SAN JOSE, Calif. – Chinese foundry provider Semiconductor Manufacturing International Corp. (SMIC) has revised the business model for its fab arrangements in Chengdu and Wuhan.
Previously, the fabs in Chengdu and Wuhan had their own sales efforts. Now, SMIC will assume the direct sales responsibilities for those two fabs in China.
The move could pave the way for the eventual sale of those fabs. At the same time, SMIC confirmed that it plans to obtain a $100 million capital injection from one of its investors, China’s Datang Telecom. Reports have been circulating about the cash infusion from Datang for some time.
After several years in the red, SMIC is looking to become profitable. In recent times, SMIC took steps in those directions by naming a new CEO, cutting its headcount and accelerating its advanced process technology efforts.
Business is strong right now, but the company is falling further behind its rivals in technology. Leading-edge foundries have been ramping up their 45-/40-nm processes for some time. SMIC plans to ramp up its 45-/40-nm process by year’s end.
In the second quarter of 2010, announced on Tuesday, SMIC posted its first quarterly profit in three years and doubled its capital spending. 2010 annual capital expenditures are expected to range from $700-to-$750 million.
In its results, SMIC, however, benefitted from a one-time gain from rival Taiwan Semiconductor Manufacturing Co. Ltd. TSMC gained a 10 percent stake in SMIC as a result of an out-of-court settlement of a legal dispute between TSMC and SMIC. SMIC had been using TSMC’s trade secrets and infringing that company’s patents.
Still, at present, business is strong at SMIC. During a conference call on Tuesday, David Wang, CEO of SMIC, said the company is completely sold out of fab capacity for the third quarter. Asked if he was concerned about recent reports about softness in the market, Wang said: ''We don’t see any issues for Q3. We don’t feel pressured or impacted for Q4.’’
Still, the question is clear: Can SMIC sustain its profitable status? And in addition, what will happen to its fab arrangements?
For some time, SMIC has managed Cension Semiconductor Manufacturing International and Wuhan Xinxin Semiconductor Manufacturing Corp. Cension, based in Chengdu, China, is actually owned by the Chengdu municipal government. Wuhan Xinxin, based in Wuhan, China, is actually owned by the Wuhan municipal government.

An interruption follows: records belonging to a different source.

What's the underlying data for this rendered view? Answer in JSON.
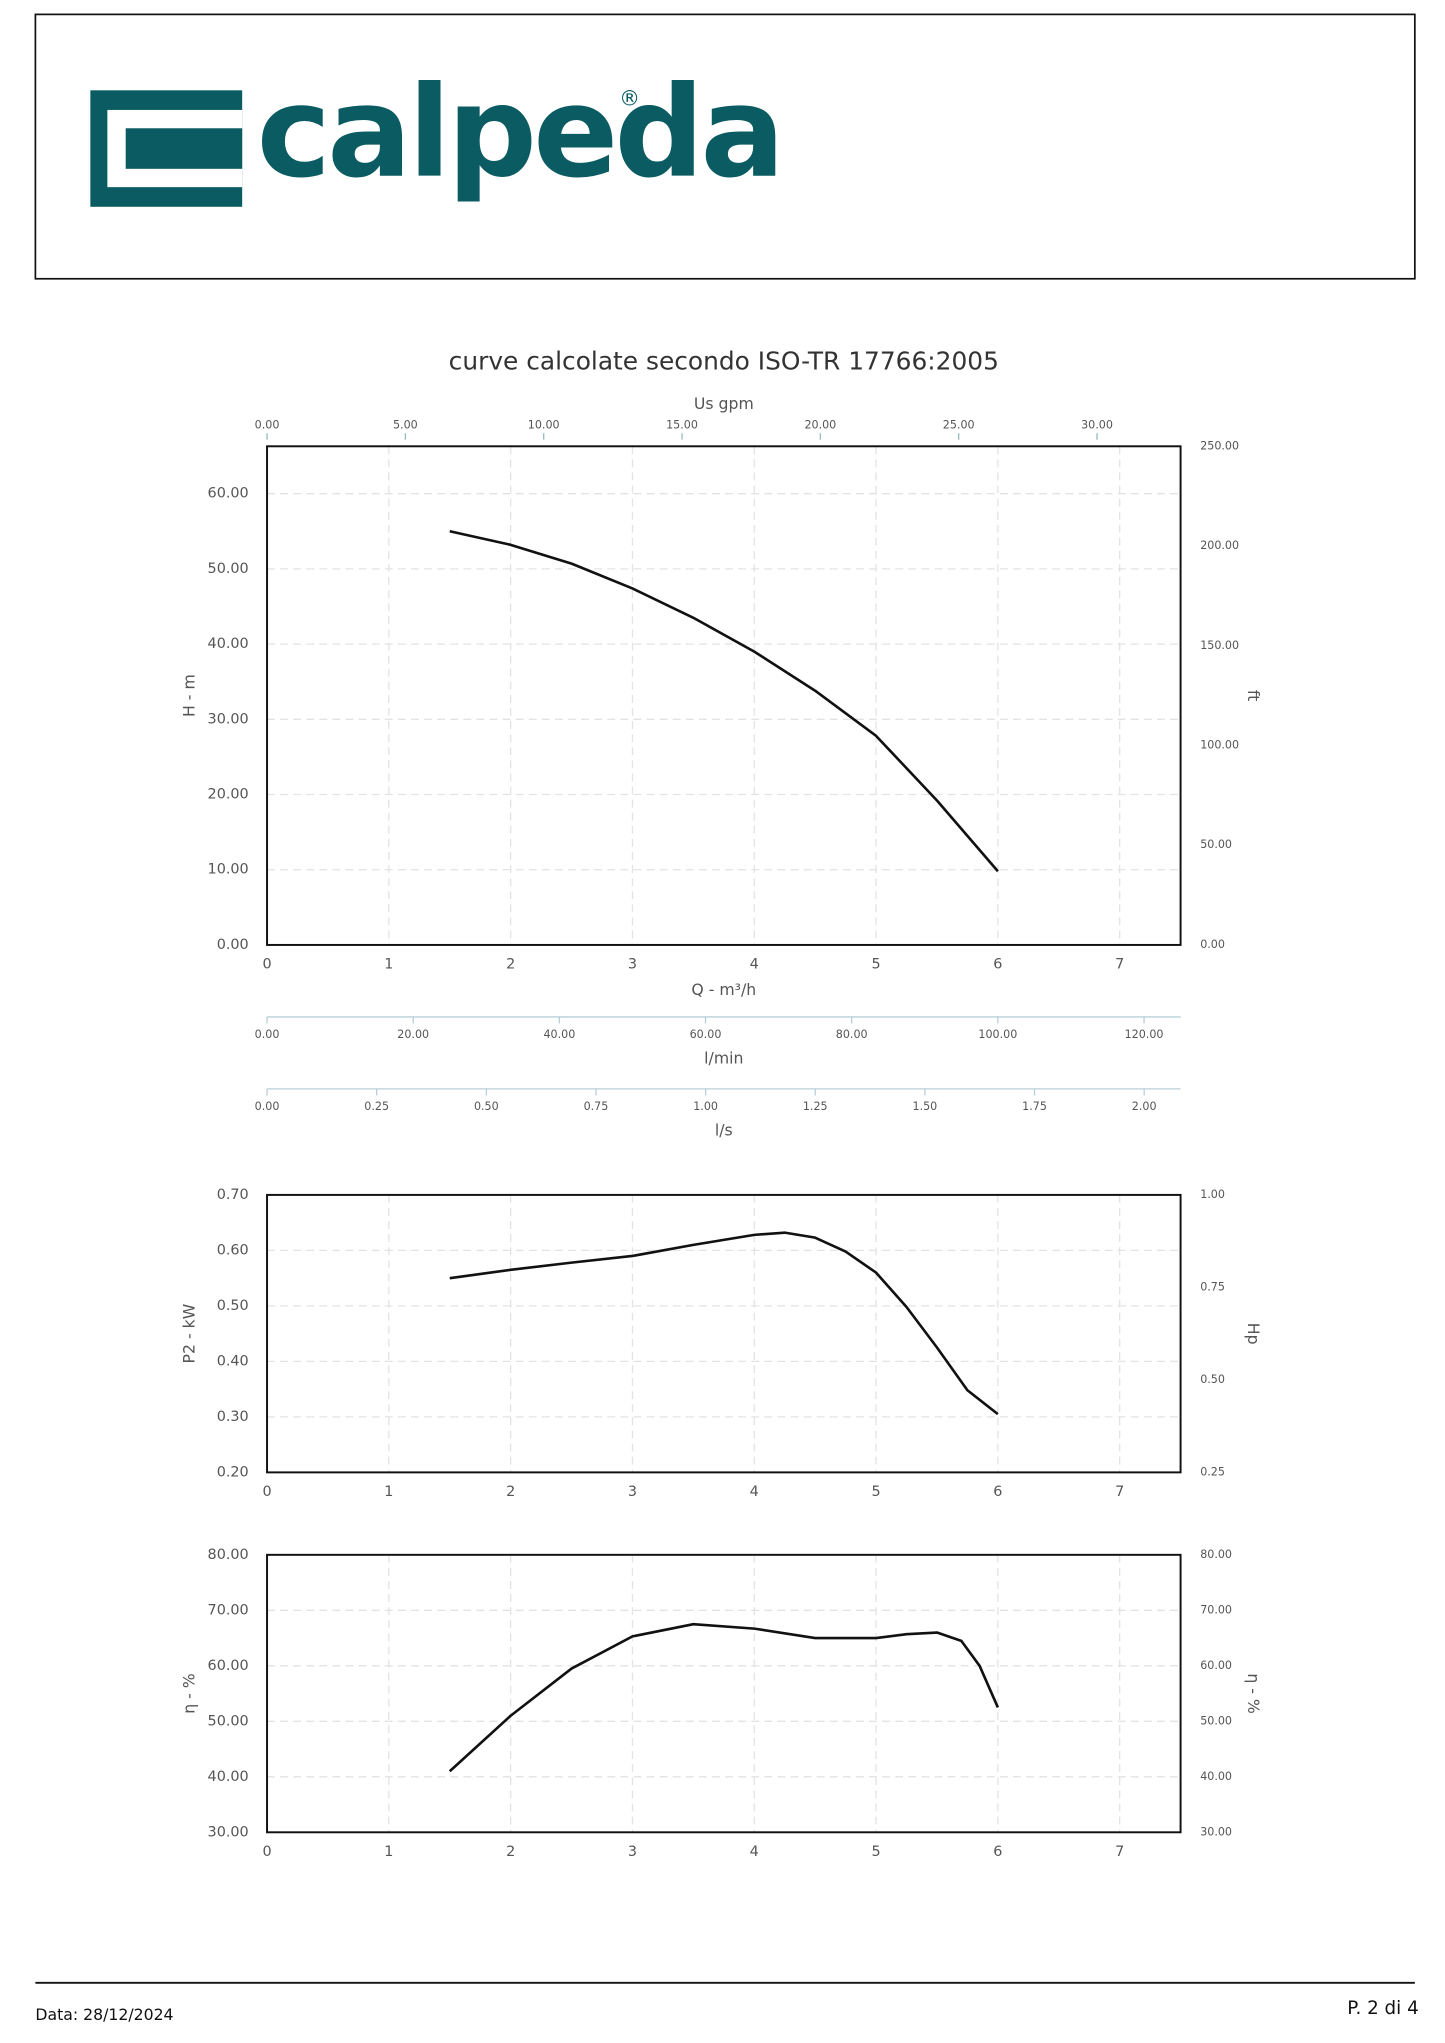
{
  "header": {
    "logo": "calpeda",
    "registered": "®"
  },
  "footer": {
    "date": "Data: 28/12/2024",
    "page": "P. 2 di 4"
  },
  "chart_data": [
    {
      "type": "line",
      "title": "curve calcolate secondo ISO-TR 17766:2005",
      "xlabel": "Q - m³/h",
      "ylabel": "H - m",
      "y2label": "ft",
      "x2label": "Us gpm",
      "grid": true,
      "xlim": [
        0,
        7.5
      ],
      "xticks": [
        0,
        1,
        2,
        3,
        4,
        5,
        6,
        7
      ],
      "ylim": [
        0,
        66.3
      ],
      "yticks": [
        {
          "value": 0,
          "label": "0.00"
        },
        {
          "value": 10,
          "label": "10.00"
        },
        {
          "value": 20,
          "label": "20.00"
        },
        {
          "value": 30,
          "label": "30.00"
        },
        {
          "value": 40,
          "label": "40.00"
        },
        {
          "value": 50,
          "label": "50.00"
        },
        {
          "value": 60,
          "label": "60.00"
        }
      ],
      "y2lim": [
        0,
        250
      ],
      "y2ticks": [
        {
          "value": 0,
          "label": "0.00"
        },
        {
          "value": 50,
          "label": "50.00"
        },
        {
          "value": 100,
          "label": "100.00"
        },
        {
          "value": 150,
          "label": "150.00"
        },
        {
          "value": 200,
          "label": "200.00"
        },
        {
          "value": 250,
          "label": "250.00"
        }
      ],
      "x2lim": [
        0,
        33.02
      ],
      "x2ticks": [
        {
          "value": 0,
          "label": "0.00"
        },
        {
          "value": 5,
          "label": "5.00"
        },
        {
          "value": 10,
          "label": "10.00"
        },
        {
          "value": 15,
          "label": "15.00"
        },
        {
          "value": 20,
          "label": "20.00"
        },
        {
          "value": 25,
          "label": "25.00"
        },
        {
          "value": 30,
          "label": "30.00"
        }
      ],
      "extra_axes": [
        {
          "label": "l/min",
          "lim": [
            0,
            125
          ],
          "ticks": [
            {
              "value": 0,
              "label": "0.00"
            },
            {
              "value": 20,
              "label": "20.00"
            },
            {
              "value": 40,
              "label": "40.00"
            },
            {
              "value": 60,
              "label": "60.00"
            },
            {
              "value": 80,
              "label": "80.00"
            },
            {
              "value": 100,
              "label": "100.00"
            },
            {
              "value": 120,
              "label": "120.00"
            }
          ]
        },
        {
          "label": "l/s",
          "lim": [
            0,
            2.083
          ],
          "ticks": [
            {
              "value": 0,
              "label": "0.00"
            },
            {
              "value": 0.25,
              "label": "0.25"
            },
            {
              "value": 0.5,
              "label": "0.50"
            },
            {
              "value": 0.75,
              "label": "0.75"
            },
            {
              "value": 1,
              "label": "1.00"
            },
            {
              "value": 1.25,
              "label": "1.25"
            },
            {
              "value": 1.5,
              "label": "1.50"
            },
            {
              "value": 1.75,
              "label": "1.75"
            },
            {
              "value": 2,
              "label": "2.00"
            }
          ]
        }
      ],
      "x": [
        1.5,
        2,
        2.5,
        3,
        3.5,
        4,
        4.5,
        5,
        5.5,
        6
      ],
      "series": [
        {
          "color": "#111111",
          "values": [
            55,
            53.2,
            50.7,
            47.4,
            43.5,
            39.0,
            33.8,
            27.8,
            19.2,
            9.8
          ]
        }
      ]
    },
    {
      "type": "line",
      "ylabel": "P2 - kW",
      "y2label": "Hp",
      "grid": true,
      "xlim": [
        0,
        7.5
      ],
      "xticks": [
        0,
        1,
        2,
        3,
        4,
        5,
        6,
        7
      ],
      "ylim": [
        0.2,
        0.7
      ],
      "yticks": [
        {
          "value": 0.2,
          "label": "0.20"
        },
        {
          "value": 0.3,
          "label": "0.30"
        },
        {
          "value": 0.4,
          "label": "0.40"
        },
        {
          "value": 0.5,
          "label": "0.50"
        },
        {
          "value": 0.6,
          "label": "0.60"
        },
        {
          "value": 0.7,
          "label": "0.70"
        }
      ],
      "y2lim": [
        0.25,
        1
      ],
      "y2ticks": [
        {
          "value": 0.25,
          "label": "0.25"
        },
        {
          "value": 0.5,
          "label": "0.50"
        },
        {
          "value": 0.75,
          "label": "0.75"
        },
        {
          "value": 1,
          "label": "1.00"
        }
      ],
      "x": [
        1.5,
        2,
        2.5,
        3,
        3.5,
        4,
        4.25,
        4.5,
        4.75,
        5,
        5.25,
        5.5,
        5.75,
        6
      ],
      "series": [
        {
          "color": "#111111",
          "values": [
            0.55,
            0.565,
            0.578,
            0.59,
            0.61,
            0.628,
            0.632,
            0.623,
            0.598,
            0.56,
            0.498,
            0.425,
            0.348,
            0.305
          ]
        }
      ]
    },
    {
      "type": "line",
      "ylabel": "η - %",
      "y2label": "η - %",
      "grid": true,
      "xlim": [
        0,
        7.5
      ],
      "xticks": [
        0,
        1,
        2,
        3,
        4,
        5,
        6,
        7
      ],
      "ylim": [
        30,
        80
      ],
      "yticks": [
        {
          "value": 30,
          "label": "30.00"
        },
        {
          "value": 40,
          "label": "40.00"
        },
        {
          "value": 50,
          "label": "50.00"
        },
        {
          "value": 60,
          "label": "60.00"
        },
        {
          "value": 70,
          "label": "70.00"
        },
        {
          "value": 80,
          "label": "80.00"
        }
      ],
      "y2lim": [
        30,
        80
      ],
      "y2ticks": [
        {
          "value": 30,
          "label": "30.00"
        },
        {
          "value": 40,
          "label": "40.00"
        },
        {
          "value": 50,
          "label": "50.00"
        },
        {
          "value": 60,
          "label": "60.00"
        },
        {
          "value": 70,
          "label": "70.00"
        },
        {
          "value": 80,
          "label": "80.00"
        }
      ],
      "x": [
        1.5,
        2,
        2.5,
        3,
        3.5,
        4,
        4.5,
        5,
        5.25,
        5.5,
        5.7,
        5.85,
        6
      ],
      "series": [
        {
          "color": "#111111",
          "values": [
            41,
            51,
            59.5,
            65.3,
            67.5,
            66.7,
            65,
            65,
            65.7,
            66,
            64.5,
            60,
            52.5
          ]
        }
      ]
    }
  ]
}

Cension and Wuhan Xinin have handled their own sales via a commission basis. Going forward, SMIC will directly handle the sales of Cension and Wuhan Xinin, according to the company. Officials from SMIC said the moves will ''deepen its relationships with customers.’’
For some time, though, silicon foundry vendor SMIC has been in talks with Texas Instruments Inc. about taking over the operation of the 200-mm fab in Chengdu, according to sources.
As reported in March, SMIC (Shanghai, China) plans to end an agreement to manage the 200-mm wafer fab in Chengdu, according to reports. SMIC has been talking to TI about taking over the fab.
SMIC set up the 200-mm wafer fab, Cension, to be managed by SMIC and backed by investors and the Chengdu government. The Chengdu fab is losing money, prompting SMIC to seek other buyers of that plant. It is unclear what the future will hold for the Wuhan plant.